Nevertheless, a new poll says Afghans are more optimistic than a year ago and think the Taliban are losing momentum.
The top US commander in Afghanistan said he believed the rising presence of international forces was blunting the militants. General Stanley McChrystal said the international force is on its way to convincing the people that it was there to protect them.
“When I sit in an area that the Taliban controlled only seven months ago and now you meet with ... elders and they describe with considerable optimism the future, you sense the tide is turning,” he told ABC News about a recent trip to Helmand Province.
Afghans also think better days are ahead, according to a poll conducted last month before the suicide bombing that killed seven employees at a CIA base. About 40 percent of Afghans believe the Taliban insurgency is weaker than it was a year ago; 30 percent think it has gotten stronger and 25 percent believe the strength of the insurgency remains the same.
Nearly seven in 10 Afghans support the presence of US forces and 61 percent favor the military buildup, the survey found.
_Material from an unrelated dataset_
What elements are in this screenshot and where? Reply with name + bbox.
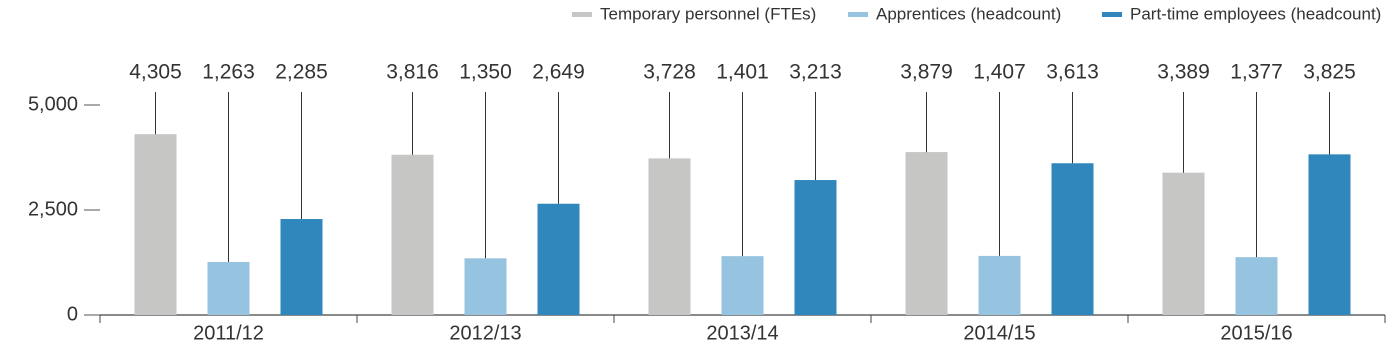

The survey was the fifth commissioned by ABC, the BBC and ARD German TV since 2005.
The results suggest that most Afghans neither support the Taliban nor share the concerns in the West about the legitimacy of Afghan President Hamid Karzai’s re-election. They also underscore the ambivalence of the public about the foreign forces, which are still held in low regard.
While Afghans support the presence of foreign forces, the overall image of the US and NATO remains weak, the poll found. Fifty-nine percent of the Afghans surveyed rated the work of the US and NATO as either poor or fair; 38 percent rated the US effort as good or excellent; and 3 percent had no opinion. NATO forces had slightly better marks: 62 percent rated NATO fair or poor; 35 percent rated the alliance’s work good and excellent; and 4 percent had no opinion.
Three Americans were killed in a firefight with militants during a patrol in southern Afghanistan, the NATO command said. A French soldier also was killed and another was seriously wounded during a joint patrol with Afghan troops on Monday.
NATO also said a missile fired from an unmanned aerial vehicle killed 13 insurgents yesterday.